13.1 Notices: All notices to the Association or to the Board of Directors shall be sent to the principal office of the Association, or to such other address as the Board of Directors may hereafter designate from time to time. All notices to any member shall be sent to such address as may have been designated by him from time to time, in writing, to the Board of Directors.

13.2 Waiver: No restriction, condition, obligation or provision contained in these bylaws shall be deemed to have been abrogated or waived by reason of any failure to enforce the same, irrespective of the number of violations or breaches thereof which may occur.

13.3 Invalidity; Number; Captions: The invalidity of any part of these bylaws shall not impair or affect in any manner the validity,enforceability or effect of the balance of these bylaws. As used herein, the singular shall include the plural and the plural the singular; the masculine and neuter shall each include the masculine, feminine and neuter, as the context requires. All captions used herein are intended solely for the convenience of reference and shall in no way limit any of the provisions of these by-laws.

ARTICLE XIV
Assessments, Defaults, Collections, Suits and Actions

14.1 Assessments: All owners are obligated to pay assessments imposed by the Association to meet all the Association’s general common expenses, as more particularly set forth in the Declaration. Assessments shall be payable on a periodic basis, not more frequently than monthly, as determined by the Board.

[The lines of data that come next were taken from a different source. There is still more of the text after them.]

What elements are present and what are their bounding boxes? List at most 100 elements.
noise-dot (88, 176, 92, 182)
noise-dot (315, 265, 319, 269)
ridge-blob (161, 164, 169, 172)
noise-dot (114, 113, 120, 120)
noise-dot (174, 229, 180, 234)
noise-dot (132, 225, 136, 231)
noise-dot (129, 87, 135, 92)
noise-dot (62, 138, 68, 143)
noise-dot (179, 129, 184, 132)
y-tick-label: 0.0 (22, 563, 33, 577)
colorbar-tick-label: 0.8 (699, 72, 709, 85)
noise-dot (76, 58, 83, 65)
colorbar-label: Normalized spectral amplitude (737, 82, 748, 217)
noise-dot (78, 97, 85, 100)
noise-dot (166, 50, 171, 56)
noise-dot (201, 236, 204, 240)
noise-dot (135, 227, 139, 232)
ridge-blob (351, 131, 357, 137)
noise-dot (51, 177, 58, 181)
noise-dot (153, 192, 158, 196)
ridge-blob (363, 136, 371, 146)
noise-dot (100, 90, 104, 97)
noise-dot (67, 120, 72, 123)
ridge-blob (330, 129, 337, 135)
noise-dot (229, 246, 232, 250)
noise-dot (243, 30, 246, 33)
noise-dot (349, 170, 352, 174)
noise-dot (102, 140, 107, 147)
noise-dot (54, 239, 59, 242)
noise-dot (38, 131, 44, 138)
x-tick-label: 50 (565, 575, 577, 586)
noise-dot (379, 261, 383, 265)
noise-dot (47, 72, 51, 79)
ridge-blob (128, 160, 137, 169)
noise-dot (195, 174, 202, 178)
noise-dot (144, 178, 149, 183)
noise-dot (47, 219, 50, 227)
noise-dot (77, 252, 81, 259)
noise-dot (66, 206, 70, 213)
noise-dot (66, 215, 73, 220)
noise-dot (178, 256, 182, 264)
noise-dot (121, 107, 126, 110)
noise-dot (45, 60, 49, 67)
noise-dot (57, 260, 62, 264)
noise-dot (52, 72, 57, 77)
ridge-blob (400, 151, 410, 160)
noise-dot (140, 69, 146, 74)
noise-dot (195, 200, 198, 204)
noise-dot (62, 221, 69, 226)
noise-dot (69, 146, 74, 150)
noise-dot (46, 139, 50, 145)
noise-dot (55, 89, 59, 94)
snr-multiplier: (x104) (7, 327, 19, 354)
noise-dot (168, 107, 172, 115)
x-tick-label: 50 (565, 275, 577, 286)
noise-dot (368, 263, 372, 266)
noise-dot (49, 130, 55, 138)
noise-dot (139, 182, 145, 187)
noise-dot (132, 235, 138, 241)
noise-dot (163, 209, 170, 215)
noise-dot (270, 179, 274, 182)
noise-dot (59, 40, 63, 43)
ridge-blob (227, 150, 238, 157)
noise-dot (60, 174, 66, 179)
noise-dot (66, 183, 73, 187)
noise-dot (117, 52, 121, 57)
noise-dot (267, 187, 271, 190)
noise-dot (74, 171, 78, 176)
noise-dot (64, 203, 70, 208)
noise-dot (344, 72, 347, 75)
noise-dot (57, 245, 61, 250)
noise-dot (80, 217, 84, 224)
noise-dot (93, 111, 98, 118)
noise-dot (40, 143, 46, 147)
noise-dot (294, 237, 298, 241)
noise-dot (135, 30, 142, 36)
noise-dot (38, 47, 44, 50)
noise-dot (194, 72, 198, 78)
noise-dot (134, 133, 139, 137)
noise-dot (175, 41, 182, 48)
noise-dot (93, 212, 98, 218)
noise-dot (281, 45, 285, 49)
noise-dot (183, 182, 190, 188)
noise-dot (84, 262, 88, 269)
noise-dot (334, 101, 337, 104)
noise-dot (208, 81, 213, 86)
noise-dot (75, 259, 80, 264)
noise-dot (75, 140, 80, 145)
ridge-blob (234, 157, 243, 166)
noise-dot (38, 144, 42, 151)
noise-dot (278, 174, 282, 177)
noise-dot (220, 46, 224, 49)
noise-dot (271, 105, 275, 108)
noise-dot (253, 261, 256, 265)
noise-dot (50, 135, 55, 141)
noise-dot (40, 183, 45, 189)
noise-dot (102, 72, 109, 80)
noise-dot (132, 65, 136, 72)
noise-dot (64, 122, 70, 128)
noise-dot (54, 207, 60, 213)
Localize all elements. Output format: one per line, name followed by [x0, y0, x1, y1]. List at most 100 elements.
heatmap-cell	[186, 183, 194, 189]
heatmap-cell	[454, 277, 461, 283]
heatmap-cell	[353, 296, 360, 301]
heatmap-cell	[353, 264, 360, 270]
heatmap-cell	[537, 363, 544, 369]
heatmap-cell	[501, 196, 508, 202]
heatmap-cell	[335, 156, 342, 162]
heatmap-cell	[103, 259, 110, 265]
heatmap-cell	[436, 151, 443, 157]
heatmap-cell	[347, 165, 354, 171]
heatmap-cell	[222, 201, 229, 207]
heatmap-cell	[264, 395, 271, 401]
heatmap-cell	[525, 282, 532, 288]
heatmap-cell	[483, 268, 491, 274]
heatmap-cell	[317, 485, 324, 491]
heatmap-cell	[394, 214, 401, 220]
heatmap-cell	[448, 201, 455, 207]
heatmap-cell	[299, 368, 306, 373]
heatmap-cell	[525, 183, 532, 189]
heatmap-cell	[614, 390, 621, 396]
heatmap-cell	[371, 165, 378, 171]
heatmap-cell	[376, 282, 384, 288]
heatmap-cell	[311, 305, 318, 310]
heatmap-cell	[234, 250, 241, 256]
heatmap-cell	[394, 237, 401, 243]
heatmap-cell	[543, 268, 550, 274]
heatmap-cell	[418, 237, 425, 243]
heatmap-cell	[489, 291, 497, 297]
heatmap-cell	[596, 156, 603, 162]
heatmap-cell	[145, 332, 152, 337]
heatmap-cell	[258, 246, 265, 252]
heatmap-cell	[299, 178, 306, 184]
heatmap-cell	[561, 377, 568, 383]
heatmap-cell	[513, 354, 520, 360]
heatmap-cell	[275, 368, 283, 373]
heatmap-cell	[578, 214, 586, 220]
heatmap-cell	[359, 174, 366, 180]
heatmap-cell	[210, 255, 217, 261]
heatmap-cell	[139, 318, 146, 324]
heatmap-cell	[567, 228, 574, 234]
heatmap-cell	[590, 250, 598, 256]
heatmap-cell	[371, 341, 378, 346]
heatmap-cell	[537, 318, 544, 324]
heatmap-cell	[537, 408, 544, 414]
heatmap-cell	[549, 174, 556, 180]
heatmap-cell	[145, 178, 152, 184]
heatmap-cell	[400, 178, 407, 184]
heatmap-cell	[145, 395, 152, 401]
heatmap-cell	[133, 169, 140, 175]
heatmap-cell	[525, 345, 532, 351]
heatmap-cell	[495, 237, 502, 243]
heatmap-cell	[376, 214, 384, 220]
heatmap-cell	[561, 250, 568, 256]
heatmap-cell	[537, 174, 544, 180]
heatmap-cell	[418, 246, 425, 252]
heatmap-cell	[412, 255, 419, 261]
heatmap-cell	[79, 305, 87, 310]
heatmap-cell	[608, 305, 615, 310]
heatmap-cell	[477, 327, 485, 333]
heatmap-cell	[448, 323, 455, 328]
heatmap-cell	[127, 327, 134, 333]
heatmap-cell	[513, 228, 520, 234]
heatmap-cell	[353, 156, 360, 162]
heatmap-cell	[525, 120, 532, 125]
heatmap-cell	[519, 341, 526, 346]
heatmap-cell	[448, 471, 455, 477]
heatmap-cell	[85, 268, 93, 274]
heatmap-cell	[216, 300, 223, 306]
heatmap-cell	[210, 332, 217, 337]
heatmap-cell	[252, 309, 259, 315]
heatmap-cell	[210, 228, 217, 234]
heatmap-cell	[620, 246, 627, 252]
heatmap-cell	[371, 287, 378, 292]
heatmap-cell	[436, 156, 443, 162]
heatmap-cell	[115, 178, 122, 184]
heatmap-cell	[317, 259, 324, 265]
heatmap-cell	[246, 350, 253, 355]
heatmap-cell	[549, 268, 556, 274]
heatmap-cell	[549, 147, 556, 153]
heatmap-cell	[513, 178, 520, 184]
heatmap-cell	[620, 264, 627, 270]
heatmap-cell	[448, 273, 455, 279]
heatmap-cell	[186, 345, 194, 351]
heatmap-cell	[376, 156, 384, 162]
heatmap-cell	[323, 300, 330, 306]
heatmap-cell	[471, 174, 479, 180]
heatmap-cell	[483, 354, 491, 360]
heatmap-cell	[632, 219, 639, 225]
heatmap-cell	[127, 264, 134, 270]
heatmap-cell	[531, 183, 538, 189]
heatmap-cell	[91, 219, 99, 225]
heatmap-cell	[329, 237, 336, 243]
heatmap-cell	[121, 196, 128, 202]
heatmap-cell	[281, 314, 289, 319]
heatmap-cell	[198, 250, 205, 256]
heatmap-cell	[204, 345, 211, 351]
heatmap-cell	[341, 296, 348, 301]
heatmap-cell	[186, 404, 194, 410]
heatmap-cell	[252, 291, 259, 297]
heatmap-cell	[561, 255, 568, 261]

14.2 Defaults: Failure by an Owner to pay any assessment of the Association shall be a default by such Owner of such Owner’s obligations pursuant to these Bylaws and the Declaration. The Association shall be entitled to the remedies set forth in the Declaration.

14.3 Collection Costs: An Owner shall be obliged to pay reasonable fees and costs (including but not limited to, attorney fees) and actual administrative costs incurred in connection with the efforts to collect any delinquent unpaid assessments from such Owner, whether or not suit or action is filed. Assessments against Owners may include fees, late charges, fines and interest imposed by the Board, in addition to amounts owed toward operating expenses and the funding of reserves.

14.4 Suits and Actions: If the Association brings against any Owner or Owners a suit or action for the collection of any amounts due pursuant to or for the enforcement of any provisions of the Declaration, the Articles or these Bylaws, such Owner or Owners, jointly or severally, shall pay, in addition to all other obligations, the costs of such suitor action, including actual administrative expenses incurred by the Association because of the matter or act which is the subject of the suit, reasonable attorneys’ fees to be fixed by the trial court and, in the event of an appeal, the cost of the appeal, together with reasonable attorneys’ fees in the appellate court to be fixed by such court.